AWS Bedrock

What it is

Amazon Bedrock is a serverless service providing access to foundation models from multiple providers through a unified API. No infrastructure to manage — just call the API and pay per tokens consumed.

The service abstracts the complexity of deploying and scaling AI models on GPU infrastructure, allowing engineering teams to integrate generative AI capabilities without machine learning operations expertise. Bedrock automatically handles scaling, availability, and model updates.

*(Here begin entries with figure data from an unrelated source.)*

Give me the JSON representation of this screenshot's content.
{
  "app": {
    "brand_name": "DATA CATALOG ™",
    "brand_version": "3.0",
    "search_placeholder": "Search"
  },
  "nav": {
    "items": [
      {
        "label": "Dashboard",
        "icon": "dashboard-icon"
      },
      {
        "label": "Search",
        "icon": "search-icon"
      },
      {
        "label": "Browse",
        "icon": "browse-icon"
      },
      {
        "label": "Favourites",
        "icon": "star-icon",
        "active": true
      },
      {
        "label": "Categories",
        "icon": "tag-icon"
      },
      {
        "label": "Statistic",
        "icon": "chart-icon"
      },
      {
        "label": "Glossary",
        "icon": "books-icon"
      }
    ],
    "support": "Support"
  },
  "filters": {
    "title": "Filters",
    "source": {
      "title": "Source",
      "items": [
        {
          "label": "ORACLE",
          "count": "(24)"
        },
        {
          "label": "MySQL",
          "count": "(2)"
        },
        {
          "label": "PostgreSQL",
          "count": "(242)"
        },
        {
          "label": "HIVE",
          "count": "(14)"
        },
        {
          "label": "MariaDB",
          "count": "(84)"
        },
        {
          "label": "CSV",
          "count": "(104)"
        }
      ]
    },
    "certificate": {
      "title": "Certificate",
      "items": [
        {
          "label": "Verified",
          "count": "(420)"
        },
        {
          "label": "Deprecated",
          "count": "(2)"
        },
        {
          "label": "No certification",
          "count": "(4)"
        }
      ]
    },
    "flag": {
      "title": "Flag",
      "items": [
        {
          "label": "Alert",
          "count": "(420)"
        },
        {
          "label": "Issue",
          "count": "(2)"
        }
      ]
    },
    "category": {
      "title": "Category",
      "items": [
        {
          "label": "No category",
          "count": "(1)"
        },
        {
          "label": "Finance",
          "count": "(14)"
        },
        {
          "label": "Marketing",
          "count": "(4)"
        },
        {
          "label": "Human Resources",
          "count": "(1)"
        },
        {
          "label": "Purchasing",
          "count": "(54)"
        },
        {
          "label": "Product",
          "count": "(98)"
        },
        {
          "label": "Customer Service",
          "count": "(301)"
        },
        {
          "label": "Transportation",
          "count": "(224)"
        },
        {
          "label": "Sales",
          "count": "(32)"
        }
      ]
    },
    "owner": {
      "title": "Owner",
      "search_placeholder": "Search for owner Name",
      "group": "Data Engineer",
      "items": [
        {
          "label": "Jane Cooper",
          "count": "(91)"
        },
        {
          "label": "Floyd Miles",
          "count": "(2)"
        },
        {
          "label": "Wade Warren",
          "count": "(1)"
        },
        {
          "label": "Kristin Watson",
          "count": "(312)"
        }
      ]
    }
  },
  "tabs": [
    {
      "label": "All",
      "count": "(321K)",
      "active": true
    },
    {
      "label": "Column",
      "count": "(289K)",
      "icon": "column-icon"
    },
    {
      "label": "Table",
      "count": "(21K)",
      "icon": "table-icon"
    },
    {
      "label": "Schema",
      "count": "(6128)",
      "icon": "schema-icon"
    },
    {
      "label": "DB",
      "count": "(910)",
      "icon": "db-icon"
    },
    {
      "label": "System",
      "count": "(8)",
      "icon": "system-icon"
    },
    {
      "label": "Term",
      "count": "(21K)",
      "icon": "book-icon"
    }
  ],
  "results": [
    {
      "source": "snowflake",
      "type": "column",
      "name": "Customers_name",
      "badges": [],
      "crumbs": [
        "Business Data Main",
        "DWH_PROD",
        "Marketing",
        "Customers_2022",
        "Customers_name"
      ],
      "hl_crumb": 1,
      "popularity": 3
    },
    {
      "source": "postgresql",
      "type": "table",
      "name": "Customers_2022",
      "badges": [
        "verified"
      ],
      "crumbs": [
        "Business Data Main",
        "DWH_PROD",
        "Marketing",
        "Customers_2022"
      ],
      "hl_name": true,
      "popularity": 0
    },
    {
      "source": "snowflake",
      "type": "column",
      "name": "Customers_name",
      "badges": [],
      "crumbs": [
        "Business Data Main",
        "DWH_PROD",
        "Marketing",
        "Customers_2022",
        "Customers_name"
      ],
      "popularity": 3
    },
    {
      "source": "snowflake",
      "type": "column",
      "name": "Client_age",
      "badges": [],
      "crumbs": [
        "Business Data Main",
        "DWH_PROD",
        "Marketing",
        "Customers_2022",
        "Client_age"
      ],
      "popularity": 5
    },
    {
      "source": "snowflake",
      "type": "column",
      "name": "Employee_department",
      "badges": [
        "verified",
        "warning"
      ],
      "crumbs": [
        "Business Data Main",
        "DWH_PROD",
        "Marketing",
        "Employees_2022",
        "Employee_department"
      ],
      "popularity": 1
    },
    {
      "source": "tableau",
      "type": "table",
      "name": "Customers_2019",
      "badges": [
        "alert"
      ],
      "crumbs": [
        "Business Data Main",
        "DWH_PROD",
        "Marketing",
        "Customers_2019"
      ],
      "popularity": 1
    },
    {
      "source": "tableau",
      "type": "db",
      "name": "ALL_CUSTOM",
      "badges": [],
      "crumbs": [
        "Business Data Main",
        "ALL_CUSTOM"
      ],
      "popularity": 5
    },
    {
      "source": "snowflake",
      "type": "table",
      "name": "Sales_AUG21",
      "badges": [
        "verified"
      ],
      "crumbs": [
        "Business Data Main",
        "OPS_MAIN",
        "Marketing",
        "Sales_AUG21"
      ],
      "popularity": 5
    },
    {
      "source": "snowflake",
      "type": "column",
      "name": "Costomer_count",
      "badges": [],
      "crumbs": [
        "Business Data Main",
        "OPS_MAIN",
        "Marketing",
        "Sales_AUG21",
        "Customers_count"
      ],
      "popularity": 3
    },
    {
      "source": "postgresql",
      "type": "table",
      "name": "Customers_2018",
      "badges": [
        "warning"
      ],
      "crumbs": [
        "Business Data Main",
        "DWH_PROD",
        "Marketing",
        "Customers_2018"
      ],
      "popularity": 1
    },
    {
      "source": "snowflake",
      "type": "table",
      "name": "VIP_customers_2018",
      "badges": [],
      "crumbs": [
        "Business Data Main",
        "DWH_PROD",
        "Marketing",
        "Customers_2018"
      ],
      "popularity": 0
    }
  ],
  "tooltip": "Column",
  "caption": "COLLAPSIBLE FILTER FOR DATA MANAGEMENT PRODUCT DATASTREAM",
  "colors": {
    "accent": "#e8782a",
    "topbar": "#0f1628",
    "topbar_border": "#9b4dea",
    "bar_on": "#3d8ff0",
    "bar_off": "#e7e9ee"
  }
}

Unlike self-hosted solutions, Bedrock operates under AWS's shared responsibility model, where Amazon manages the underlying infrastructure, model maintenance, and physical security, while users maintain control over their data and access configurations.

Loading diagram...

Providers and models

Bedrock offers models from over 15 providers. Prices vary by region and change frequently — always check the official pricing page for current figures.

Provider	Key models	Strengths
Anthropic	Claude Sonnet 4, Claude Haiku 3.5	Code, complex analysis, agents
Amazon	Nova Pro, Nova Lite, Nova Micro	Cost-performance, multimodal
Meta	Llama 4, Llama 3.3 70B	Open-weight, fine-tuning, multilingual
Mistral	Mistral Large 3, Devstral 2	Reasoning, code, efficiency
DeepSeek	DeepSeek v3.2	Low-cost reasoning
Cohere	Rerank 3.5	Search and re-ranking

Converse API

The Converse API is the recommended interface for interacting with models in Bedrock. It provides a unified format that works with all models, eliminating the need for provider-specific message formatting:

import boto3
import json
 
bedrock_runtime = boto3.client('bedrock-runtime')
 
# Unified invocation — works with any model
response = bedrock_runtime.converse(
    modelId='us.anthropic.claude-sonnet-4-20250514-v1:0',
    messages=[
        {
            'role': 'user',
            'content': [{'text': 'What are the advantages of event-driven architectures?'}]
        }
    ],
    inferenceConfig={
        'maxTokens': 1000,
        'temperature': 0.7
    }
)
 
# Structured response
output = response['output']['message']['content'][0]['text']
usage = response['usage']  # inputTokens, outputTokens
print(f"Tokens: {usage['inputTokens']} in, {usage['outputTokens']} out")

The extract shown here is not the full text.